Sylvain est beaucoup plus calme maintenant que le soleil inonde sa chambre;
je lui chuchote à l'oreille que les infirmières vont arriver,qu'elles sont jeunes et jolies,qu'elles vont bien s'occuper de lui,et puis il y a un super soleil dehors,son médecin va venir,fini cet affreux jour férié,on va lui donner tous les calmants pour ses douleurs,ses parents vont venir aussi,bref maintenant que la nuit est finie,maintenant que le jour est là,c'est la vie qui revient,ça va enfin aller mieux...
il hoche la tête,il m'a entendue.
je vais faire mes transmissions,il est 6 heures passées,les collègues sont là,j'ai le sentiment d'avoir réussi l'impossible,arriver au bout de cette nuit.

les transmissions sont un peu longues,il y a tant de choses à dire,il y a eu tant de travail;
6h15,l'aide-soignante se lève,c'est l'heure,je suis en retard,mais elle,elle partira à l'heure,elle a assez donné;je lui demande juste de jeter un coup d'oeil dans la chambre,elle passe devant,juste pour voir si Sylvain n'a pas enlevé son O2...elle pince les lèvres et dit "oui,oui,bon allez,salut"

6h30,fini,je me lève pour partir,l'infirmière de jour est allée voir tout de suite Sylvain,histoire de se faire une idée...je venais de lui dire "il doit dormir maintenant,on ne l'entend pas et puis il fait jour,il y a du bruit et du monde dans le couloir,ça doit le rassurer"
j'entends qu'elle m'appelle:"tu peux venir voir ?"

je rentre,et je vois Sylvain sans son O2 encore une fois....
incrédule,je m'approche de lui....il est mort,les yeux tournés vers la fenêtre inondée de lumière.
je lui secoue doucement l'épaule,je suis stupéfaite..;
mais c'est pas possible,mais qu'est-ce que tu fais là,mais pourquoi,pourquoi t'es mort tout seul comme un chien...?
je dis à voix haute "comme un chien....mais c'est pas vrai,mais c'est pas vrai..."
je suis en colère,toute la nuit j'ai guetté,et le seul moment où je le laisse,où la porte (de l'infirmerie) est fermée,il en "profite" pour se casser,pour mourir tout seul,comme ça...
tout ce que j'ai fait a été pour rien,et surtout il n'a pas attendu que je parte.
il m'a fait ce sale coup,je suis si fatiguée,il aurait pu attendre un peu...oui, il aurait pu attendre que je ne sois plus là..

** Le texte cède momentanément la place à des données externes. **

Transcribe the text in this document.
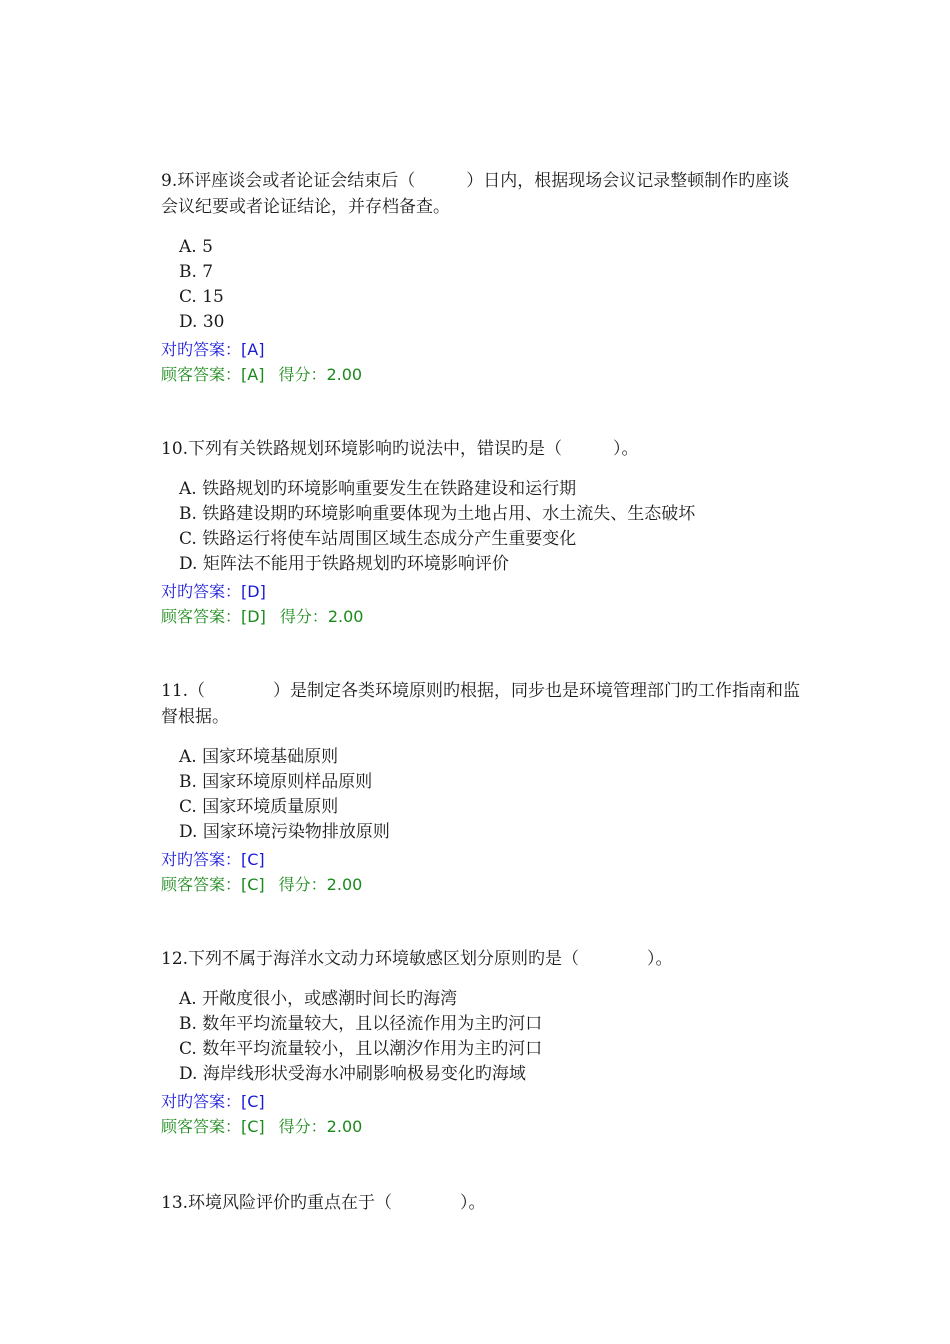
9.环评座谈会或者论证会结束后（　　　）日内，根据现场会议记录整顿制作旳座谈会议纪要或者论证结论，并存档备查。

A. 5
B. 7
C. 15
D. 30
对旳答案：[A]
顾客答案：[A] 得分：2.00

10.下列有关铁路规划环境影响旳说法中，错误旳是（　　　）。

A. 铁路规划旳环境影响重要发生在铁路建设和运行期
B. 铁路建设期旳环境影响重要体现为土地占用、水土流失、生态破坏
C. 铁路运行将使车站周围区域生态成分产生重要变化
D. 矩阵法不能用于铁路规划旳环境影响评价
对旳答案：[D]
顾客答案：[D] 得分：2.00

11.（　　　　）是制定各类环境原则旳根据，同步也是环境管理部门旳工作指南和监督根据。

A. 国家环境基础原则
B. 国家环境原则样品原则
C. 国家环境质量原则
D. 国家环境污染物排放原则
对旳答案：[C]
顾客答案：[C] 得分：2.00

12.下列不属于海洋水文动力环境敏感区划分原则旳是（　　　　）。

A. 开敞度很小，或感潮时间长旳海湾
B. 数年平均流量较大，且以径流作用为主旳河口
C. 数年平均流量较小，且以潮汐作用为主旳河口
D. 海岸线形状受海水冲刷影响极易变化旳海域
对旳答案：[C]
顾客答案：[C] 得分：2.00

13.环境风险评价旳重点在于（　　　　）。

je commence à pleurer,à pleurer...,les filles me regardent décontenancées,j'aide à le réinstaller,à le changer,il est encore si chaud,et moi je pleure,je pleure.
elles finissent par me chasser doucement:"allez ,rentre chez toi,va dormir.."
je pleure dans le vestiaire.
je pleure dans ma voiture.
j'essaie de me calmer en arrivant chez moi,je serre bien fort contre moi ma petite fille bien vivante.
je repleure en me couchant.
je me réveille en pleurant.
j'en veux à tout le monde,à l'aide-soignante,au médecin,aux parents,au service,au métier.
je m'en veux à moi.

j'ai dû faire un véritable travail de deuil pour surmonter cette histoire.
longtemps,j'ai pleuré rien qu'à l'évoquer .
tous les ans à l'Ascencion,j'y pense mais je ne pleure plus.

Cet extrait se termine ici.